Белые кресты - страница 5



– Александровны.

– Да, точно. Я ее не знаю, жена моя вроде как дочку к ней водила на занятия домашние. Она учитель английского, что ли. Ты узнай, как она. У них же еще сын был, вроде как погиб в Чечне или что там, не помню точно. Еще в прошлом году это было.

– Сын? Не знал. Ничего себе… Я сам в больницу поеду, попробую поговорить с ней.

– Действуй как считаешь нужным. Найдите виновных.

Козырев вышел из кабинета и направился к лестнице. Уже на пролете между вторым и первым этажами он столкнулся с женщиной и молодой девушкой. Посмотрел на обеих и, пропуская их, отступил к стене. Спустившись на пару ступеней, затормозил и глянул из-за перил вверх. Немного подумав, развернулся и снова поднялся на второй этаж. Пройдя узкий коридор, выкрашенный синими панелями, дошел до кабинета, около которого сидели та самая женщина и девушка. Козырев откашлялся и обратился к двум незнакомым особам:

– Вы ко мне?

– Не знаю, внизу сказали в этот кабинет подойти. Нам звонили. Я сама предложила приехать с дочерью. Дома у нас папа. Он сегодня выходной после ночной смены. Не хочется дома, понимаете?

– Я вас понял, проходите.

Козырев дернул ручку, немного приподняв дверь, чтобы низом она не задевала обшарпанный линолеум, и пропустил женщину с дочерью. В кабинете было прохладно – открытые окна выходили во внутренний дворик, где в первой половине дня была тень.

– Присаживайтесь. Вы представьтесь, кто вы и по какому вопросу вам звонили.

– Меня зовут Нина Константиновна, а это моя дочь Наташа. Она с Аней Кравцовой в одном классе учится, простите, училась. Подружки они. В субботу Наташа пришла домой после танцев как обычно. Разве что немного задержалась. Я ведь понимаю: идут компанией не торопясь; пока поболтают, по очереди каждого до двора проводят, всем же по пути. А я когда ее голос слышу за двором, так сразу успокаиваюсь – значит, можно сказать, дома. Да я же все понимаю – молодость.

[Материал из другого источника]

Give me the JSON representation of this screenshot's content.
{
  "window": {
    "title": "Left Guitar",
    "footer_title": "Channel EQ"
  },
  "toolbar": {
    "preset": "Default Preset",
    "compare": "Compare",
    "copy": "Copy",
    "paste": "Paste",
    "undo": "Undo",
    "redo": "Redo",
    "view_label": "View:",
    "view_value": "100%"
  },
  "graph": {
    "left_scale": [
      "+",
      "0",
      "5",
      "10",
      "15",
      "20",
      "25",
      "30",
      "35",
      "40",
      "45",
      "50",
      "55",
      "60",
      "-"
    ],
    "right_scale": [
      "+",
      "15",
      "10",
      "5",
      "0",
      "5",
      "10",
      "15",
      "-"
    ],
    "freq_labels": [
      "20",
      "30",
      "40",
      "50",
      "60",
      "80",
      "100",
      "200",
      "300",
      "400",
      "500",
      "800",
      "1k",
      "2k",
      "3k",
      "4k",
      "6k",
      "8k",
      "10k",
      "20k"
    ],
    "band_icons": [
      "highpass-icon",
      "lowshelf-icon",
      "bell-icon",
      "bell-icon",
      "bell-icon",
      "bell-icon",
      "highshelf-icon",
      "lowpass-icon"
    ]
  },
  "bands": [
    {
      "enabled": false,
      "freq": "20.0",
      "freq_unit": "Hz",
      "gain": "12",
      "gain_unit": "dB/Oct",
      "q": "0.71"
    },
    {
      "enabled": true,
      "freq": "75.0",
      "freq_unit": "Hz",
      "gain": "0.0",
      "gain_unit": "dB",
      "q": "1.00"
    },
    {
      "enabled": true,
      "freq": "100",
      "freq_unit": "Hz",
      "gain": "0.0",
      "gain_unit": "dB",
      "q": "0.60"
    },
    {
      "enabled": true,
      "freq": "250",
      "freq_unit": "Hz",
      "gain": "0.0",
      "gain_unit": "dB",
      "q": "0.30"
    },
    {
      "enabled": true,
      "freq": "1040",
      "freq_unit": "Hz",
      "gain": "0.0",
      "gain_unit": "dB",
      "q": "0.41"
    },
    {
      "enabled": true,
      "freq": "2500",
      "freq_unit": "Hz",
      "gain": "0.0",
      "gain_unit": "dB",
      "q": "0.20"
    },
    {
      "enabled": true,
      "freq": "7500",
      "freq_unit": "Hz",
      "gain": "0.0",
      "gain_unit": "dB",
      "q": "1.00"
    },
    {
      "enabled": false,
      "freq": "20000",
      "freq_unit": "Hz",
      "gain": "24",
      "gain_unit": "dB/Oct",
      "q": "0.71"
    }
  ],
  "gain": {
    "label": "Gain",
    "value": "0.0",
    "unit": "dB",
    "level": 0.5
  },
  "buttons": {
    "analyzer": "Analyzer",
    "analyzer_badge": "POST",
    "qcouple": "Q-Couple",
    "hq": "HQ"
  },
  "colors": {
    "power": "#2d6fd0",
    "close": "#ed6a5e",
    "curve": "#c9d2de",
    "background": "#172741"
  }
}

Я тоже…

– Извините, что перебиваю. Пусть Наташа сама расскажет.

– Я же вам говорю. Они подружки в школе, но в субботу Аня у нас не была. Не ходила она на танцы.

– Я это слышу от вас, а хочу услышать от Наташи.

Козырев перевел взгляд на девушку в короткой майке и юбке с изображением лимонов, надеясь услышать что-то вразумительное. Наташа все это время сидела рядом с матерью, стиснув кулаки. На следователя глаз не поднимала, лишь изредка посматривала на мать.

– Наташа, а ты ведь видела Аню в тот вечер там, у «Гудка», да?

– Да, но мы просто поздоровались, и все, больше ее я не видела.

– А в чем была Аня? Ну, в чем была одета?

Наташа растерянно посмотрела на мать, потом на Козырева.

– Неужели не запомнила?

– Кажется, в юбке… и топик белый.

– Топик – это что?

– Майка такая без лямок.

– А юбка какого цвета?

– Цветная.

Козырев встал из-за стола, сообщил, что сейчас вернется, и вышел из кабинета. Быстро спустился к дежурному и потребовал найти заявление, которое приносила мать погибшей. Тот посмотрел на следователя округлившимися глазами:

– Так мы же его не приняли. Она потом с Игорем Петровичем ушла и…

– Но куда-то заявление дели. Ты же его показывал Шмидту? Он его с собой забрал?

– Нет. Он женщину с собой в кабинет повел, новое будто писать или чего там, не знаю. А то, что она написала, это даже не заявление, а так, записка. Ну там имя, фамилия, возраст, описание и фотография.

– Где это все?

– Здесь, наверное, где-то лежит.

– Ищи! Мне нужно это все. Игорь сказал, что мать описание дала.